Del Monte Foods reported net sales for the fourth quarter fiscal 2013 of $960.4 million compared to $934.6 million for the fourth quarter fiscal 2012, an increase of 2.8 percent. The increase was primarily driven by list pricing actions net of trade spend and growth in new product sales, partially offset by volume declines for existing products, including pricing elasticity.

Operating income increased from $89.3 million in the prior year period to $124.6 million. The drivers of the increase in operating income are similar to the drivers of the net sales increase noted above. In addition, the prior year period was impacted by unusual litigation costs which did not recur in the current year. List pricing actions net of trade spend and productivity savings more than covered operational cost increases, benefitting operating income.

Adjusted earnings before interest, taxes, depreciation and amortization (EBITDA) decreased 8.7 percent to $151.5 million compared to $166.0 million in the prior year. As compared to operating income, Adjusted EBITDA does not include unusual litigation costs. In addition, adjusted EBITDA was negatively impacted by the cash impact of hedge positions and higher general and administrative expenses. In calculating adjusted EBITDA, the adjustment for the cash impact of hedge positions is calculated pursuant to the company’s 7.625 percent notes indenture and credit agreements.

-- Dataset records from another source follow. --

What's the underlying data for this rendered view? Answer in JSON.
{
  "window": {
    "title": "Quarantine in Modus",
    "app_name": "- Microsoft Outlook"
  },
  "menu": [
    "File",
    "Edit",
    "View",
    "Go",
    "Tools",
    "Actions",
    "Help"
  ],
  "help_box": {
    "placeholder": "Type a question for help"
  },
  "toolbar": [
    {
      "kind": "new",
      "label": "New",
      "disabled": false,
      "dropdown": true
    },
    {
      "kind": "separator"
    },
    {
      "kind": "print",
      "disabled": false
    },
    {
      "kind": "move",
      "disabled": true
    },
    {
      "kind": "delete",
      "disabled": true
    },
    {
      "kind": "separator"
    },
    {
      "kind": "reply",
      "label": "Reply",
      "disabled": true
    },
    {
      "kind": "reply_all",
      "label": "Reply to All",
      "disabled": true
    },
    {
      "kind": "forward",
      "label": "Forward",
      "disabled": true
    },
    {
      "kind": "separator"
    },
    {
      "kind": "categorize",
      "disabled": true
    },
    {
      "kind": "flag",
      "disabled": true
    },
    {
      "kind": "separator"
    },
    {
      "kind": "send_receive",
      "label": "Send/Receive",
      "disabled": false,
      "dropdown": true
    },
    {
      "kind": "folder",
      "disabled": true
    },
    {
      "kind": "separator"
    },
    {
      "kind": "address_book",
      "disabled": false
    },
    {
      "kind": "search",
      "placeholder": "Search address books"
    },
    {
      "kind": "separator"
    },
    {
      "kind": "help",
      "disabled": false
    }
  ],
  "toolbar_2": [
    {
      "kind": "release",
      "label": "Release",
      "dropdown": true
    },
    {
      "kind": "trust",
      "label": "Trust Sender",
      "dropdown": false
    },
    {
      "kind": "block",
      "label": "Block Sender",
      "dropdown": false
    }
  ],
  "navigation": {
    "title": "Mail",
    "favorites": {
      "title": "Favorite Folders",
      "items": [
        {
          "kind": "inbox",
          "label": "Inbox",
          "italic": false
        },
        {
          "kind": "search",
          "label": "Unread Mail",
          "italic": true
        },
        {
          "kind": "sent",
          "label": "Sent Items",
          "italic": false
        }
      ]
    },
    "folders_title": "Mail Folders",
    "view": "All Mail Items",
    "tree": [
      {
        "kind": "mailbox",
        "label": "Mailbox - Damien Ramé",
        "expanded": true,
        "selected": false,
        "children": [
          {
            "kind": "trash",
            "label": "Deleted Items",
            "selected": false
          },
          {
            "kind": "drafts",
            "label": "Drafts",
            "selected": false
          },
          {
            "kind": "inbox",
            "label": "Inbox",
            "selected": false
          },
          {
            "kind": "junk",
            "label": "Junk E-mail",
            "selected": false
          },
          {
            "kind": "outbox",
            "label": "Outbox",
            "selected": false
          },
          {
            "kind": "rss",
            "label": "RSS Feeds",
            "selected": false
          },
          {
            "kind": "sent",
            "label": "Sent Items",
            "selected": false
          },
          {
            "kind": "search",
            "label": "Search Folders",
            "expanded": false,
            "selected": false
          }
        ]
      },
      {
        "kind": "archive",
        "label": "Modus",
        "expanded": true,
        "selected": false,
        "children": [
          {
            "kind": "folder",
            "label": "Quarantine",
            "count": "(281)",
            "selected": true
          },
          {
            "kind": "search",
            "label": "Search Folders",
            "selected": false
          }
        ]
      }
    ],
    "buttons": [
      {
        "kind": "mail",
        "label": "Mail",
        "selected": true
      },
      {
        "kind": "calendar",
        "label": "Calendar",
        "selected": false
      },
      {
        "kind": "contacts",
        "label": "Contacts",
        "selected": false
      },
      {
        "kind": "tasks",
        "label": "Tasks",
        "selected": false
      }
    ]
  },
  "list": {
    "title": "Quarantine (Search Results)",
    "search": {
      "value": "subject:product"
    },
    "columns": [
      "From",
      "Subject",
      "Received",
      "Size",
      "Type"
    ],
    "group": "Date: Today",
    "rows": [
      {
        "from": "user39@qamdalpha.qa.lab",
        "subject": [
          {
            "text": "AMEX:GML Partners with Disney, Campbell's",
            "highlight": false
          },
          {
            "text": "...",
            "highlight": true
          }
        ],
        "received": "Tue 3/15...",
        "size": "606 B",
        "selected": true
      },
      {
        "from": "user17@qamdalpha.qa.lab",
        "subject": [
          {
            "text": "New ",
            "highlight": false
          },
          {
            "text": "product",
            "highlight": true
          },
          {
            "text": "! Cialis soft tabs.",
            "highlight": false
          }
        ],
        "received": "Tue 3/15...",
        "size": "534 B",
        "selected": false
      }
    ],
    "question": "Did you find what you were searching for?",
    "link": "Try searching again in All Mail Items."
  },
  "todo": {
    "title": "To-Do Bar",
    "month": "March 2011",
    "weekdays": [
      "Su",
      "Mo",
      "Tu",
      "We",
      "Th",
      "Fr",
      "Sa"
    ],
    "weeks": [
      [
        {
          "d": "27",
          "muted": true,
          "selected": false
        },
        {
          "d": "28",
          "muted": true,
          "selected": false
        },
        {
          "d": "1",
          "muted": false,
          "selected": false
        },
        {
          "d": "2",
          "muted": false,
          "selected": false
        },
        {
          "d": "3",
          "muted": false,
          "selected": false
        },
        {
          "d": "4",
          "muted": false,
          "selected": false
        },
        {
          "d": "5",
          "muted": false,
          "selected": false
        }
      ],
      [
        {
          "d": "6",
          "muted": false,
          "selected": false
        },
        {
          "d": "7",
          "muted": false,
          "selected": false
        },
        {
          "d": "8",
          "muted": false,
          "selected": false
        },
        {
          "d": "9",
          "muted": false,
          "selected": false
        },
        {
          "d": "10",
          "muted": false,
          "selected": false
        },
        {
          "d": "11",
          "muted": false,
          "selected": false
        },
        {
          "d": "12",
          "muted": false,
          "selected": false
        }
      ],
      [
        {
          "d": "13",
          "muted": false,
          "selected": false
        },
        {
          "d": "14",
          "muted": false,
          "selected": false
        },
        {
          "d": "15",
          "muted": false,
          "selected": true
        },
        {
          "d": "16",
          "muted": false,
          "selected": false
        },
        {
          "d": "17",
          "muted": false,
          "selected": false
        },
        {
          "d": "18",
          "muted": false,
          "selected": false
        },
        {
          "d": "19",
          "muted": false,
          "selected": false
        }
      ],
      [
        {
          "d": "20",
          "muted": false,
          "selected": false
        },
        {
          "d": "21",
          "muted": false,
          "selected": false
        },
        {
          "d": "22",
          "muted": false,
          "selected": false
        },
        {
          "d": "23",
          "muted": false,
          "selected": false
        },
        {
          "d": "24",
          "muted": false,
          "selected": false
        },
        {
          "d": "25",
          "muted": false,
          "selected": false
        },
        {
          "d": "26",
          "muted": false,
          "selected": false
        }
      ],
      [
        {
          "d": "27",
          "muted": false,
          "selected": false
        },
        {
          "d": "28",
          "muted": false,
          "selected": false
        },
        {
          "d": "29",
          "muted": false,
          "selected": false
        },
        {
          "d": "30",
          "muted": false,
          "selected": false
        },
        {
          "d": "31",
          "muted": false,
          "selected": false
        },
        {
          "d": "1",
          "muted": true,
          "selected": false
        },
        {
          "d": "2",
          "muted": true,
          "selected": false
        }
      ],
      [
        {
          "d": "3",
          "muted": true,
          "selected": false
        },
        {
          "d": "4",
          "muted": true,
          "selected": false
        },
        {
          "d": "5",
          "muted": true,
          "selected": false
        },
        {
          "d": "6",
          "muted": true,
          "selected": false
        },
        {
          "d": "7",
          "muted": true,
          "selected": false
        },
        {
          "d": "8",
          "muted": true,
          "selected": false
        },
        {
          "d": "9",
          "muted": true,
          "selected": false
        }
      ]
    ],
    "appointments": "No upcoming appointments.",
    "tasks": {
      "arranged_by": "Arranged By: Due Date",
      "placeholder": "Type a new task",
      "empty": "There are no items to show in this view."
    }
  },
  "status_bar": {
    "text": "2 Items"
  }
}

“Our fourth quarter results reflect strong topline and margin performance in Pet Products driven by price realization,” said Dave West, CEO of Del Monte Foods in a prepared statement. “For the full year, we are pleased with sales growth of about 4 percent driven by growth in both segments, with especially strong growth of nearly 7 percent in Pet Products. The revitalization of our iconic Del Monte brand continues in the consumer products segment. New advertising, packaging, product reformulations and refreshed pricing and promotion strategies are among the efforts deployed to recharge this 100-plus year old brand. Strong margins driven by price realization, coupled with moderating cost inflation and productivity savings, have allowed us to increase marketing investment to fuel future growth in both segments of our business. I am confident that the marketing investments and other go-to-market initiatives will pay off with long-term success in the marketplace.”